Ensembles step out of shadows

By David Fine
Contributing Writer

Friday, May 10, 2002

It was hardly just another lazy Sunday last week at Skoglund Athletic Center. As St. Olaf students recovered from Arbstock, enjoyed the beautiful weather, and procrastinated for another few hours, they had a chance to catch two marvelous performances from the St. Olaf Philharmonia and Norseman Band.

Philharmonia, under the interim direction of Martin Hodel, played to a well sized and laid back Sunday afternoon crowd. A sea of pastel shirts and blouses, the audience remained engaged throughout the concert by an enticing program, which featured overtures by Brahms, a pair of Romanian works, and two solo concerto performances.

The performance was focused, spirited and exhibited a number of Philharmonia’s strengths as an ensemble, while giving many individual players time to shine. Brahms’ "Tragic Overture" opened the concert, and a solid wind section supported the strings as they floated over sweeping melodic phrases with ease. Amanda Wessel ‘04 was featured on Beethoven’s first Piano Concerto. Her fluid, meticulous playing demonstrated playfulness that had the audience standing afterwards. The two Romanian numbers had 300 toes tapping in unison as the group flexed its rhythmic muscles. As cymbals crashed and the strings danced, the crowd moved. President Thomforde, three seats down, let out a whoop and proclaimed with a grin, "That was fun!"

The next piece featured Matt Nudell on trombone. Backed by a strong orchestral accompaniment, Nudell unleashed a sackbut sound that every orchestral trombone secretly dreams about while snoring through 294 measures of rest. The orchestra closed with a vigorous performance of Brahms’ Academic Festival Overture, and the contented crowd leapt to its feet. Hodel said afterwards that he was grateful to work with Philharmonia, which exceeded his expectations for the semester. "There are a lot of terrific players; this is definitely not a second-rate group."

Just an hour later, the Norseman band packed the house. The program demonstrated the band’s wide range of abilities. Norseman director Paul Niemesto, in his 24th year, programmed a concert that spanned a range of rich band literature, striving to find challenging works with "stories to tell." The result was a listening experience rich with expression and bustling with energy.

The powerful Norseman brass opened the concert, filling the house with their bold sound in the opening chords of Shostakovich’s Festive Overture. The woodwind sections exhibited a dizzying array of fast finger-work, a stunning display of skill and dexterity. The rest of the concert was also a treat for the ears and senses. Luscious solos from Doug Stone ‘05 and Katie Audette ‘02 were the highlights of Percy Grainger’s "Colonial Song." The band tied together complex textural ideas in the an esoteric symphonic movement by Giannini. The rich interweaving lines of the piece made for a contemplative listening experience, and helped to make this performance more than just another band concert.

The group continued as Stacy Peterson displayed her rich and flute abilities in her solo feature, a concerto movement by Quantz.

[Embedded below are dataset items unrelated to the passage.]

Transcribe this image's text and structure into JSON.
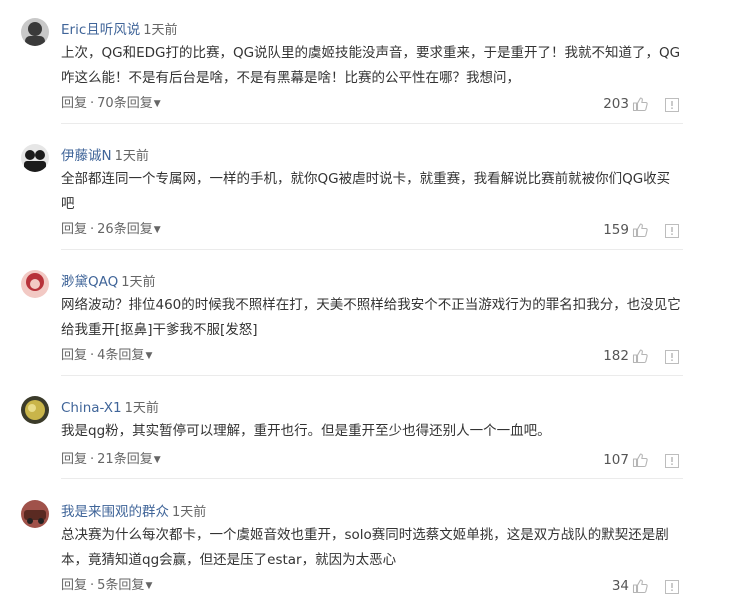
{
  "comments": [
    {
      "username": "Eric且听风说",
      "time": "1天前",
      "text": "上次，QG和EDG打的比赛，QG说队里的虞姬技能没声音，要求重来，于是重开了！我就不知道了，QG咋这么能！不是有后台是啥，不是有黑幕是啥！比赛的公平性在哪？我想问，",
      "reply_label": "回复",
      "sep": "·",
      "replies_label": "70条回复",
      "likes": "203",
      "avatar_colors": [
        "#3a3a3a",
        "#c8c8c8"
      ]
    },
    {
      "username": "伊藤诚N",
      "time": "1天前",
      "text": "全部都连同一个专属网，一样的手机，就你QG被虐时说卡，就重赛，我看解说比赛前就被你们QG收买吧",
      "reply_label": "回复",
      "sep": "·",
      "replies_label": "26条回复",
      "likes": "159",
      "avatar_colors": [
        "#1b1b1b",
        "#e6e6e6"
      ]
    },
    {
      "username": "渺黛QAQ",
      "time": "1天前",
      "text": "网络波动？排位460的时候我不照样在打，天美不照样给我安个不正当游戏行为的罪名扣我分，也没见它给我重开[抠鼻]干爹我不服[发怒]",
      "reply_label": "回复",
      "sep": "·",
      "replies_label": "4条回复",
      "likes": "182",
      "avatar_colors": [
        "#b7323a",
        "#f2c9c4"
      ]
    },
    {
      "username": "China-X1",
      "time": "1天前",
      "text": "我是qg粉，其实暂停可以理解，重开也行。但是重开至少也得还别人一个一血吧。",
      "reply_label": "回复",
      "sep": "·",
      "replies_label": "21条回复",
      "likes": "107",
      "avatar_colors": [
        "#c9b54a",
        "#3b3b2a"
      ]
    },
    {
      "username": "我是来围观的群众",
      "time": "1天前",
      "text": "总决赛为什么每次都卡，一个虞姬音效也重开，solo赛同时选蔡文姬单挑，这是双方战队的默契还是剧本，竟猜知道qg会赢，但还是压了estar，就因为太恶心",
      "reply_label": "回复",
      "sep": "·",
      "replies_label": "5条回复",
      "likes": "34",
      "avatar_colors": [
        "#5a2a22",
        "#a0524a"
      ]
    }
  ]
}
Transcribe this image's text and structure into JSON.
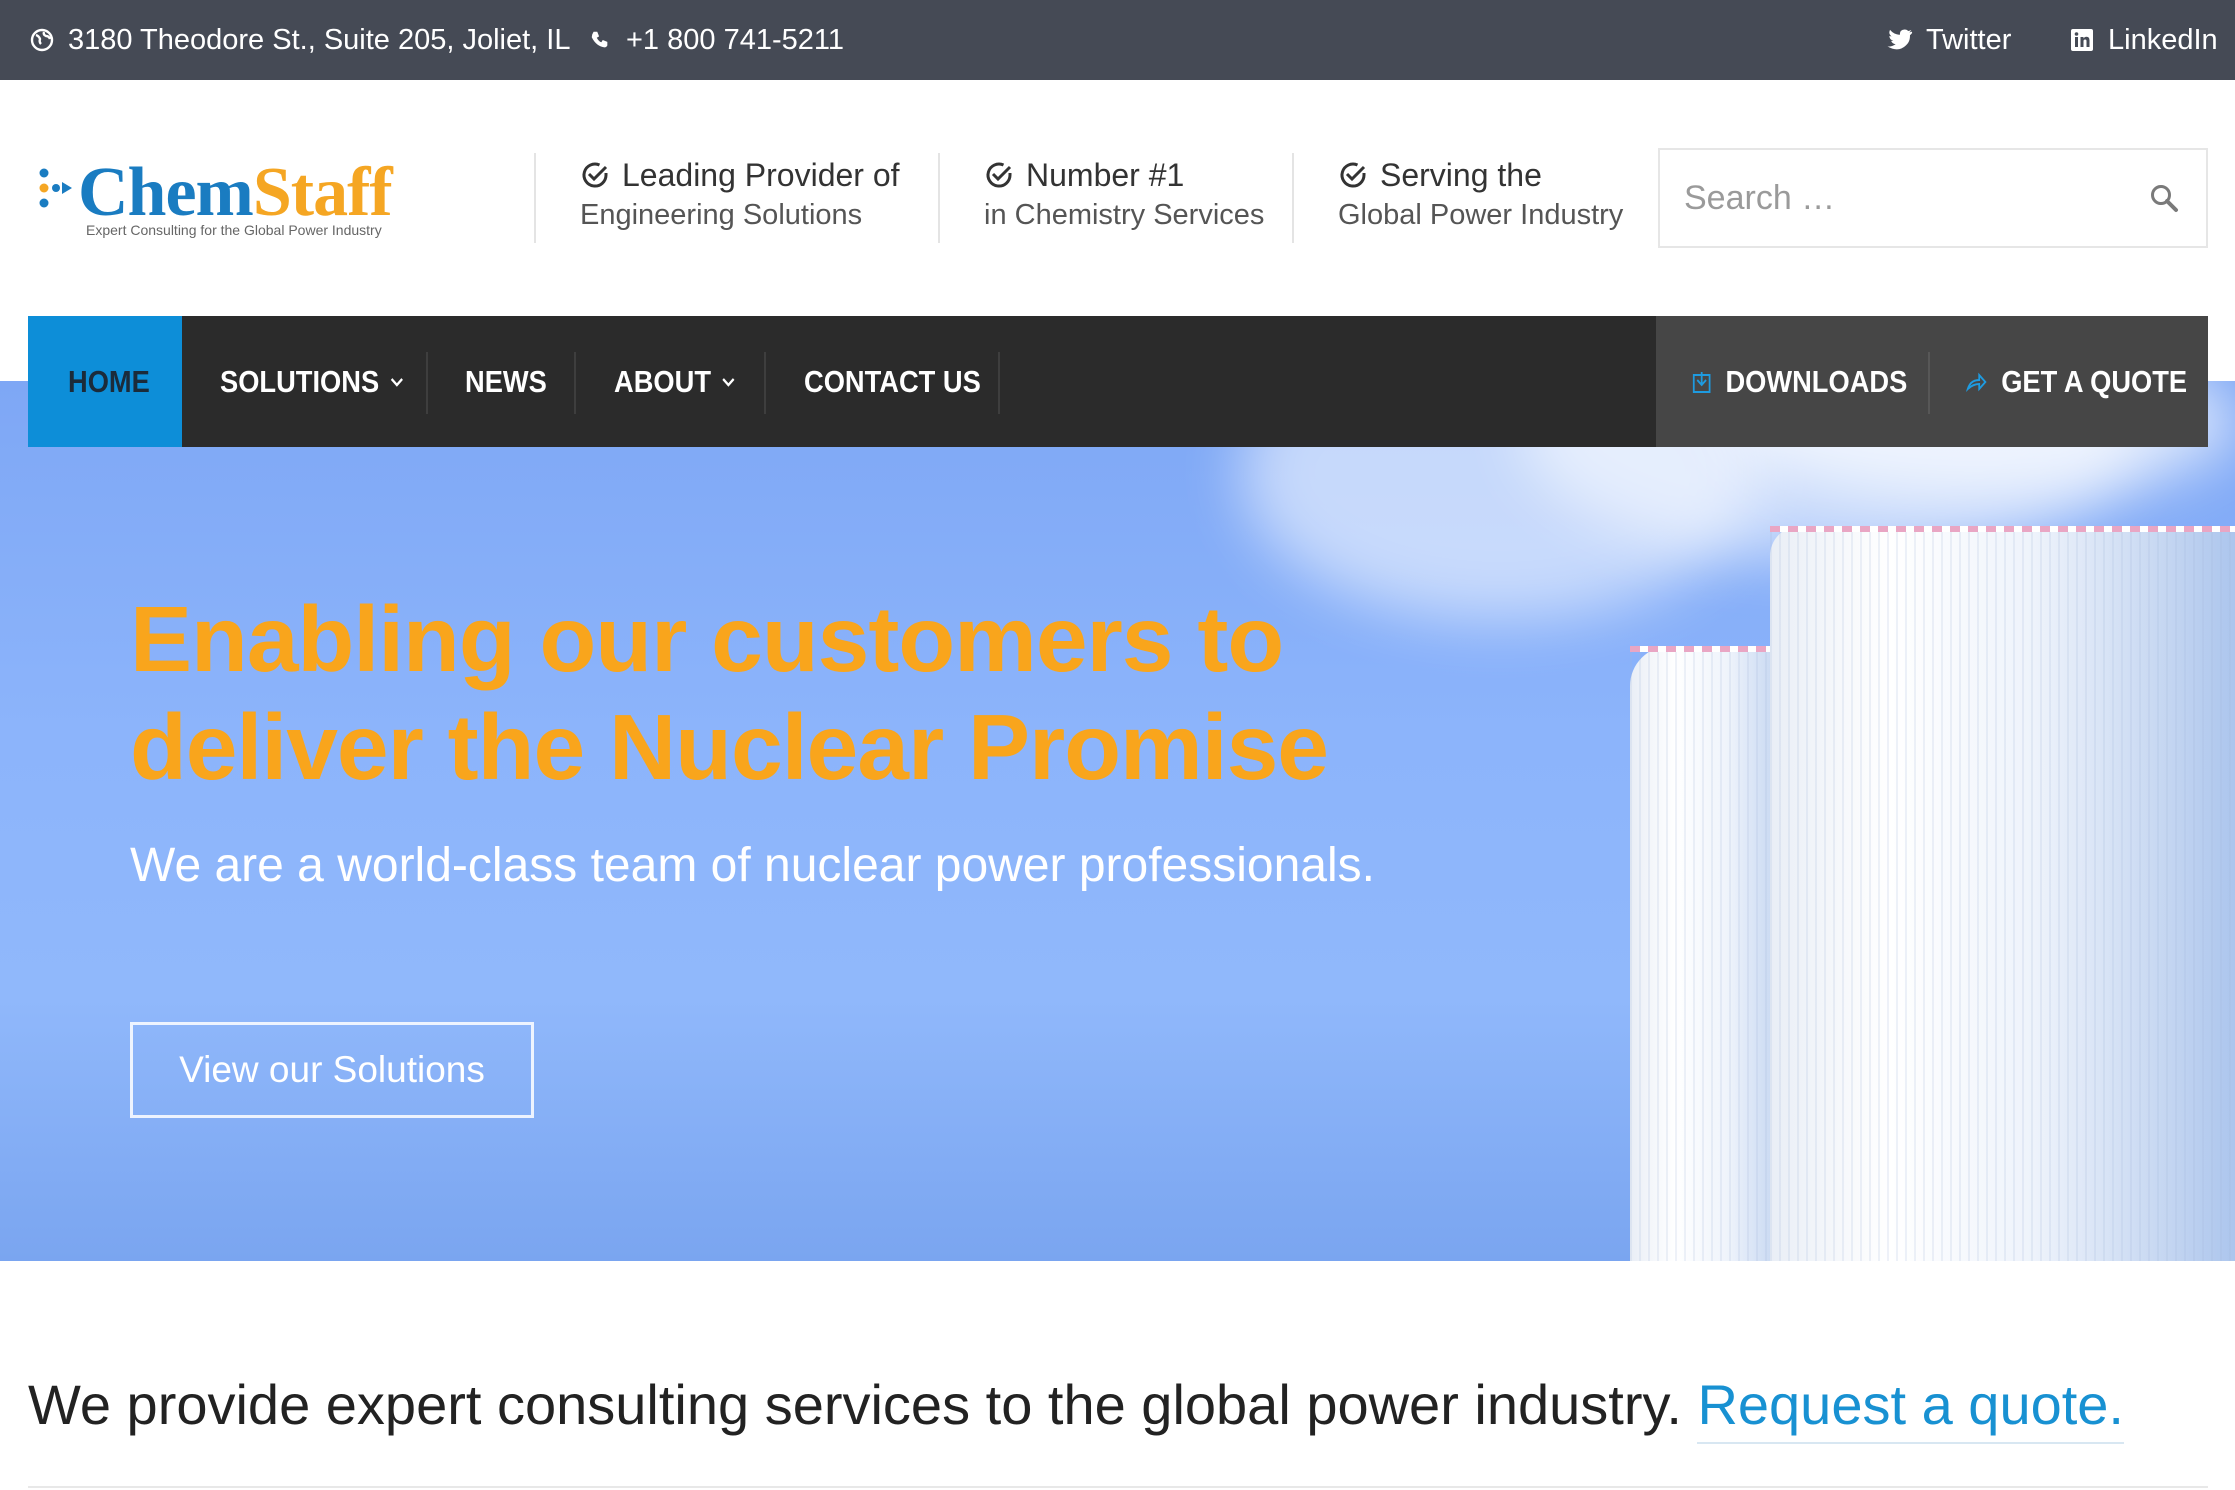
{
  "topbar": {
    "address": "3180 Theodore St., Suite 205, Joliet, IL",
    "phone": "+1 800 741-5211",
    "social": [
      {
        "label": "Twitter",
        "icon": "twitter-icon"
      },
      {
        "label": "LinkedIn",
        "icon": "linkedin-icon"
      }
    ]
  },
  "logo": {
    "name_part1": "Chem",
    "name_part2": "Staff",
    "tagline": "Expert Consulting for the Global Power Industry"
  },
  "highlights": [
    {
      "title": "Leading Provider of",
      "subtitle": "Engineering Solutions",
      "icon": "check-circle-icon"
    },
    {
      "title": "Number #1",
      "subtitle": "in Chemistry Services",
      "icon": "check-circle-icon"
    },
    {
      "title": "Serving the",
      "subtitle": "Global Power Industry",
      "icon": "check-circle-icon"
    }
  ],
  "search": {
    "placeholder": "Search …",
    "value": "",
    "icon": "search-icon"
  },
  "nav": {
    "items": [
      {
        "label": "HOME",
        "active": true,
        "dropdown": false
      },
      {
        "label": "SOLUTIONS",
        "active": false,
        "dropdown": true
      },
      {
        "label": "NEWS",
        "active": false,
        "dropdown": false
      },
      {
        "label": "ABOUT",
        "active": false,
        "dropdown": true
      },
      {
        "label": "CONTACT US",
        "active": false,
        "dropdown": false
      }
    ],
    "actions": [
      {
        "label": "DOWNLOADS",
        "icon": "download-icon"
      },
      {
        "label": "GET A QUOTE",
        "icon": "share-arrow-icon"
      }
    ]
  },
  "hero": {
    "title": "Enabling our customers to deliver the Nuclear Promise",
    "subtitle": "We are a world-class team of nuclear power professionals.",
    "button": "View our Solutions"
  },
  "intro": {
    "text": "We provide expert consulting services to the global power industry.",
    "link": "Request a quote."
  },
  "colors": {
    "topbar": "#454a55",
    "nav": "#2b2b2b",
    "nav_active": "#0d8ed8",
    "hero_title": "#f9a51c",
    "hero_bg": "#8cb4fb",
    "link": "#1891d2"
  }
}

The last half of the concert was filled with illustrious and exciting sounds, especially the enigmatic and driven minimalist work "Short Ride in a Fast Machine. " The band’s soulful sighs in "Blue Shades," were highlighted by clarinet work that dripped with sensuality from Chris Renk ‘05 and Stephanie Tywater ‘02. The band closed with a bustling ride entitled "The Big Apple. " The frenzied spirit of the reeds, glorified yelling of the brass and furious bravura of the percussion section captured all the optimism and spirit of a recovering New York City.

The wealth of individual talent as well as refined group ability was readily apparent in both performances. Philharmonia and Norseman Band have come to their own as performing groups. The coming years will see continued artistic growth as well as increasing support from the St. Olaf community for these fine ensembles.